Reading from the Rāmāyaṇa of Vālmīki, Yuddha-kaṇḍa or “Book of War,” chapter 127:
The good citizens of the city of Ayodhyā prepare to welcome their king, Rāma, and his wife, Sītā, back to the city after 14 long years of exile.
"Let men of good conduct offer worship to their family-deities, let them construct sanctuaries in the city with sweet-smelling flowers and to the accompaniment of musical instruments. Let bards well-versed in singing praises and ancient stories, all those proficient in the use of musical instruments, courtesans all gathered together, the queen-mothers, ministers, soldiers and their wives, priests accompanied by warriors, leaders of guilds of traders and artisans, and also their full guild membership, come out to see the gorgeous, moon-like countenance of Rāma. Let the holes in the streets leading to Ayodhyā be repaired. Let the rough and the uneven places be made smooth. Let the entire ground be sprinkled with water. Let others strew it with parched grains and flowers. Let the streets in Ayodhyā, that most excellent city, be adorned with flags. Let the dwellings on the road-side be decorated at dawn. On the main royal highway, let hundreds of men strew five fragrant colors and rows of garlands, as well as flower petals."

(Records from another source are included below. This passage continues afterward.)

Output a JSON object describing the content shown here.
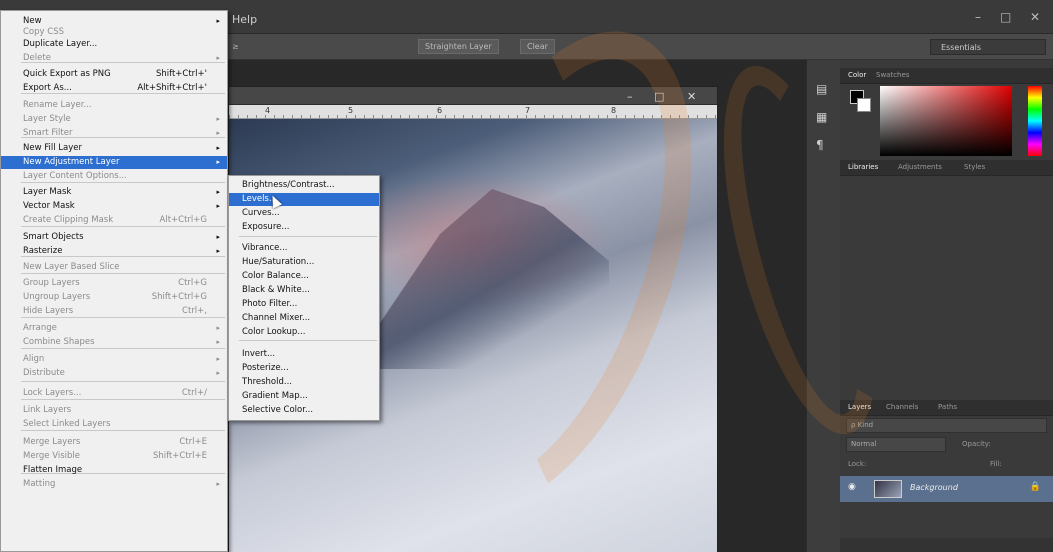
{
  "menubar": {
    "help": "Help",
    "min": "–",
    "max": "□",
    "close": "✕"
  },
  "optionsbar": {
    "small_label": "≥",
    "straighten": "Straighten Layer",
    "clear": "Clear",
    "essentials": "Essentials"
  },
  "document": {
    "ruler_ticks": [
      "4",
      "5",
      "6",
      "7",
      "8"
    ],
    "minimize": "–",
    "maximize": "□",
    "close": "✕"
  },
  "menu": {
    "items": [
      {
        "label": "New",
        "arrow": "▸",
        "disabled": false
      },
      {
        "label": "Copy CSS",
        "disabled": true
      },
      {
        "label": "Duplicate Layer...",
        "disabled": false
      },
      {
        "label": "Delete",
        "arrow": "▸",
        "disabled": true
      },
      {
        "label": "Quick Export as PNG",
        "shortcut": "Shift+Ctrl+'",
        "disabled": false
      },
      {
        "label": "Export As...",
        "shortcut": "Alt+Shift+Ctrl+'",
        "disabled": false
      },
      {
        "label": "Rename Layer...",
        "disabled": true
      },
      {
        "label": "Layer Style",
        "arrow": "▸",
        "disabled": true
      },
      {
        "label": "Smart Filter",
        "arrow": "▸",
        "disabled": true
      },
      {
        "label": "New Fill Layer",
        "arrow": "▸",
        "disabled": false
      },
      {
        "label": "New Adjustment Layer",
        "arrow": "▸",
        "disabled": false,
        "highlighted": true
      },
      {
        "label": "Layer Content Options...",
        "disabled": true
      },
      {
        "label": "Layer Mask",
        "arrow": "▸",
        "disabled": false
      },
      {
        "label": "Vector Mask",
        "arrow": "▸",
        "disabled": false
      },
      {
        "label": "Create Clipping Mask",
        "shortcut": "Alt+Ctrl+G",
        "disabled": true
      },
      {
        "label": "Smart Objects",
        "arrow": "▸",
        "disabled": false
      },
      {
        "label": "Rasterize",
        "arrow": "▸",
        "disabled": false
      },
      {
        "label": "New Layer Based Slice",
        "disabled": true
      },
      {
        "label": "Group Layers",
        "shortcut": "Ctrl+G",
        "disabled": true
      },
      {
        "label": "Ungroup Layers",
        "shortcut": "Shift+Ctrl+G",
        "disabled": true
      },
      {
        "label": "Hide Layers",
        "shortcut": "Ctrl+,",
        "disabled": true
      },
      {
        "label": "Arrange",
        "arrow": "▸",
        "disabled": true
      },
      {
        "label": "Combine Shapes",
        "arrow": "▸",
        "disabled": true
      },
      {
        "label": "Align",
        "arrow": "▸",
        "disabled": true
      },
      {
        "label": "Distribute",
        "arrow": "▸",
        "disabled": true
      },
      {
        "label": "Lock Layers...",
        "shortcut": "Ctrl+/",
        "disabled": true
      },
      {
        "label": "Link Layers",
        "disabled": true
      },
      {
        "label": "Select Linked Layers",
        "disabled": true
      },
      {
        "label": "Merge Layers",
        "shortcut": "Ctrl+E",
        "disabled": true
      },
      {
        "label": "Merge Visible",
        "shortcut": "Shift+Ctrl+E",
        "disabled": true
      },
      {
        "label": "Flatten Image",
        "disabled": false
      },
      {
        "label": "Matting",
        "arrow": "▸",
        "disabled": true
      }
    ]
  },
  "submenu": {
    "items": [
      {
        "label": "Brightness/Contrast..."
      },
      {
        "label": "Levels...",
        "highlighted": true
      },
      {
        "label": "Curves..."
      },
      {
        "label": "Exposure..."
      },
      {
        "label": "Vibrance..."
      },
      {
        "label": "Hue/Saturation..."
      },
      {
        "label": "Color Balance..."
      },
      {
        "label": "Black & White..."
      },
      {
        "label": "Photo Filter..."
      },
      {
        "label": "Channel Mixer..."
      },
      {
        "label": "Color Lookup..."
      },
      {
        "label": "Invert..."
      },
      {
        "label": "Posterize..."
      },
      {
        "label": "Threshold..."
      },
      {
        "label": "Gradient Map..."
      },
      {
        "label": "Selective Color..."
      }
    ]
  },
  "panels": {
    "color_tabs": [
      "Color",
      "Swatches"
    ],
    "lib_tabs": [
      "Libraries",
      "Adjustments",
      "Styles"
    ],
    "layer_tabs": [
      "Layers",
      "Channels",
      "Paths"
    ],
    "kind": "ρ Kind",
    "mode": "Normal",
    "opacity_label": "Opacity:",
    "lock_label": "Lock:",
    "fill_label": "Fill:",
    "layer_name": "Background",
    "colors": {
      "accent": "#2d6fd1",
      "layer_selected": "#5b6f8f"
    }
  }
}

In the rich festival calendar of India and broader South Asia, this is the season of light, Dīpāvalī or Diwali, commemorating in North India the return of righteous King Rāma (said to be one-half the great god, Viṣṇu) to his capital city after 14 long years of exile, years filled with suffering, separation, pain, bloody battle, and eventual hard-won triumph. Devout Hindus in northern India celebrate by lighting rows of clay lamps to light Rāma’s path back to his beloved city and its citizens, drawing him along through the darkness. In India, of course, no holiday season generates only one set of stories and meanings. In southern India (where I do my work), Dīpāvalī celebrates the great god Kṛṣṇa’s vanquishing of an evil demon-king. In western India, the festival marks the day that Lord Viṣṇu sent the demon King Bali to rule the nether world. Yet Hindus alone do not claim this important season in the annual calendar. For India’s Jain communities, Diwali marks the enlightenment of the great Jina, Mahāvīra, in the sixth century, BCE, while for Sikhs it commemorates the sixth Sikh guru’s—Guru Hargobind—release from imprisonment in the seventeenth century. Still others associate the holiday with Lakṣmī, the goddess of wealth and prosperity, and Diwali marks the beginning of a new fiscal year. In eastern India, the festival celebrates Kālī, the fierce great goddess who oversees all aspects of the universe, from creation and birth to destruction and death.
What all of these many traditions and stories have in common is a single theme: the victory of light over darkness, knowledge over ignorance, good over evil, care and compassion over neglect and abuse. For many Hindus, the Diwali season marks one of the boy-god Kṛṣṇa’s most miraculous acts: the shielding of his humble, cow-herding friends and family from a torrential downpour by lifting an enormous mountain with the crook of his little finger to act as mammoth umbrella. Divine action, in other words, to shelter the poorest and most marginalized. For many South Asians, the season of Diwali is also the season for siblings to honor each other, with sisters praying for the health and long lives of their brothers who, in return, shower them with gifts of thanksgiving.
Here in the United States, and for those of us who grew up in a Christian setting, our own season of light is still more than a month away. Yet may we remember, in this Diwali festival season, that all human communities—across wide swathes of time and space—actively seek ways to bring light to the darkness, to forge human connection, and to reject the forces that drive us apart—no matter what the language of the text, the form of the ritual practice, or the complexion of the good.